Una dichiarazione contraddetta dallo stesso Caltagirone e da Delfin che alla vigilanza dei mercati finanziari hanno detto il contrario. “Caltagirone ha dichiarato di essere stato interpellato nel mese di ottobre 2024 dal Ministero”, che era “interessato a creare un nucleo di investitori italiani per Mps”, e “di aver rappresentato la propria disponibilità ad investire anche a ragione della buona conoscenza della banca di cui in precedenza era stato azionista rilevante e vicepresidente”, è la sintesi della Procura degli atti acquisiti in Consob citata dal Corsera. Secondo la quale il costruttore-editore romano avrebbe detto anche che “successivamente, dal Ministero gli era stata data sommaria indicazione degli altri soggetti che sarebbero stati invitati alla procedura”. Che erano poi quelli che hanno effettivamente rilevato la quota. Analogamente Romolo Bardin di Delfin ha “confermato i contatti di Milleri con Caltagirone ed altri esponenti istituzionali relativamente alle azioni Mps detenute dal governo”, precisando che “in tali circostanze Milleri aveva raccolto l’interesse del Ministero per la creazione di un nucleo di investitori italiani in Mps”.

Una volta entrati in Mps, poi, a fine 2024 gli investitori mettono mano al cda della banca. Questo grazie alle dimissioni di 5 consiglieri indipendenti che erano stati eletti in quota ministero dell’Economia. Soro nella sua relazione a Consob di luglio 2025 si sofferma anche su questo passaggio “attestando di non aver contattato i consiglieri uscenti, e tantomeno di averne sollecitato le dimissioni“. Gli inetressati, però, raccontano un’altra storia. E cioè che “le dimissioni furono richieste o imposte dal Ministero, o in un caso dal deputato della Lega Alberto Bagnai, che aveva detto di esprimersi per conto del Ministero.
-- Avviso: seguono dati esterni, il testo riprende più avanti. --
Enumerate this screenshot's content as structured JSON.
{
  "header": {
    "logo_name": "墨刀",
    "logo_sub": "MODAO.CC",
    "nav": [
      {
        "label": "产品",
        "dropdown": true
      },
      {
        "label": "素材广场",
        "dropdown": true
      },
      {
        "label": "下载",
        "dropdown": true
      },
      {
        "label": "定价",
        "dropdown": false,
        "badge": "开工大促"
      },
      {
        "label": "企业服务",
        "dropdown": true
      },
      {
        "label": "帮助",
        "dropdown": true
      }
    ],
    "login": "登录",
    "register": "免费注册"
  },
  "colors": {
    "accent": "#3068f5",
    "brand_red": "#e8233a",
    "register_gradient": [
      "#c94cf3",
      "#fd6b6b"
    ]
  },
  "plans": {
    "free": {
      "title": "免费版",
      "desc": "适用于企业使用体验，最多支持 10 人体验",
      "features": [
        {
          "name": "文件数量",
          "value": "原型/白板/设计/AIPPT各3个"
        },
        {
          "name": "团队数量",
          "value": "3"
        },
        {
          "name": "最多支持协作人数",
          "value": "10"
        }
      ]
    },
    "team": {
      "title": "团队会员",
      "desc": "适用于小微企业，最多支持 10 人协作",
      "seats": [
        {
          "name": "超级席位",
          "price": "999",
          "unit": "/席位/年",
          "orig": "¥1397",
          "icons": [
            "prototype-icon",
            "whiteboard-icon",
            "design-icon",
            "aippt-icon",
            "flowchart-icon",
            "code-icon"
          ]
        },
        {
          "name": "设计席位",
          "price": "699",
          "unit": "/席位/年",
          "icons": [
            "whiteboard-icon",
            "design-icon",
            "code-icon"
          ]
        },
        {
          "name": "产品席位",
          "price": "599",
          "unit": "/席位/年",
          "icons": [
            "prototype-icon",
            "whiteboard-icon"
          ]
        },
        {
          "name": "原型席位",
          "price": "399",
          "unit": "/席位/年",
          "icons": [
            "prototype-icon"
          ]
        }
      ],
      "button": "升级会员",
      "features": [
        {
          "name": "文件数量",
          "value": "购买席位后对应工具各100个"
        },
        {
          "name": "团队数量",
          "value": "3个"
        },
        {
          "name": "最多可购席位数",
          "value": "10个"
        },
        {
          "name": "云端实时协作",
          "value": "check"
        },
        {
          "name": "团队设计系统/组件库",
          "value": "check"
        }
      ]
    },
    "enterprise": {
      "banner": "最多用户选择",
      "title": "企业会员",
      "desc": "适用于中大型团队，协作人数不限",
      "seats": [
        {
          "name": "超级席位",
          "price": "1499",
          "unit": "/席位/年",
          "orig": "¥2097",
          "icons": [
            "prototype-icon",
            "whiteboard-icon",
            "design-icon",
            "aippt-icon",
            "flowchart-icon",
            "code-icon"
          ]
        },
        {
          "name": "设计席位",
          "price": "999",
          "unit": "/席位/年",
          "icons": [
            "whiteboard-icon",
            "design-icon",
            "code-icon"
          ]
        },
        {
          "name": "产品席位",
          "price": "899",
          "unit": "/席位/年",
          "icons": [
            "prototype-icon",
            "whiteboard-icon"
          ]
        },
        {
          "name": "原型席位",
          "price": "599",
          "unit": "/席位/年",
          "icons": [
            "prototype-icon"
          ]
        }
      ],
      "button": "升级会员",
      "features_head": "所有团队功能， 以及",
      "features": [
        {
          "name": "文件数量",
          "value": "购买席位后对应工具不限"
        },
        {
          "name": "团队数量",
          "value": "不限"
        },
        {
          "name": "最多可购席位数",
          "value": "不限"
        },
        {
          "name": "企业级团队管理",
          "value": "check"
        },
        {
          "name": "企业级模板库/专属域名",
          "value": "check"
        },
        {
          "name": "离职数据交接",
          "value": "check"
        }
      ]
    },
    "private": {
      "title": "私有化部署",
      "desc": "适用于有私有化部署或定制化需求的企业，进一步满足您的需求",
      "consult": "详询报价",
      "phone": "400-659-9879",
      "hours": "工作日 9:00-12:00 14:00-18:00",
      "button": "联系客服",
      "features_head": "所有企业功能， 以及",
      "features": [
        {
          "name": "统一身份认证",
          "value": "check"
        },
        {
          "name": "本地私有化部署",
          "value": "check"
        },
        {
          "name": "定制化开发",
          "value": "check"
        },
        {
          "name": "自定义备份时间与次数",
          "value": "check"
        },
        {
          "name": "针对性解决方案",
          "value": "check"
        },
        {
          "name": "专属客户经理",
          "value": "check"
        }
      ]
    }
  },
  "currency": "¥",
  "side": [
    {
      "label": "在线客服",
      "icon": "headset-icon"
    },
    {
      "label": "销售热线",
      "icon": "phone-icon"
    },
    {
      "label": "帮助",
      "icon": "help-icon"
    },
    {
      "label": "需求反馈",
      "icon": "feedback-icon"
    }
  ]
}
Poi c’è una nota di aprile 2025 del capo segreteria della vigilanza delle assicurazioni, l’Ivass, che riferisce a Bankitalia in merito a un incontro tra il presidente dell’authority e l’amministratore delegato di Mps. Nella nota, sintetizzano gli investigatori, si riferisce “come l’amministratore delegato di Mps Lovaglio abbia fatto notare che ‘l’intenzione di dare corso all’Offerta su Mediobanca è risalente, e che la presenza di ‘alcuni soci e il supporto governativo‘ hanno avuto in questo momento un ‘ruolo facilitatorio‘”.

Del resto sono stati gli stessi Lovaglio e Caltagirone a contare sul supporto del ministro leghista Giancarlo Giorgetti. Se ne parla in una conversazione intercettata dalla Guardia di Finanza all’indomani dell’assemblea di Mps che il 17 aprile ha approvato la ricapitalizzazione della banca funzionale all’offerta su Mediobanca. “Qualcuno ci ha fatto il bidone”, dice il banchiere al suo azionista. E racconta: “Io avrei giurato (di arrivare, ndr) all’83%, poi le spiego perché qualcuno ci ha fatto il bidone, perché Blackrock è un 2% (…) Io ho scritto al Ceo, e so che il ministro ha scritto un sms perché io gli ho detto “Oh, guarda che non ha votato!”, quindi gli ho detto a Sala hanno scritto un sms, nonostante questo…non è andata bene”.

Via XX Settembre però non ci sta: “Il Mef ha agito sempre nel rispetto delle regole e della prassi”. Fanno informalmente sapere del dicastero di Giorgetti tramite le agenzie di stampa, precisando che dal ministro leghista non c’è stata “nessuna ingerenza né interferenza“.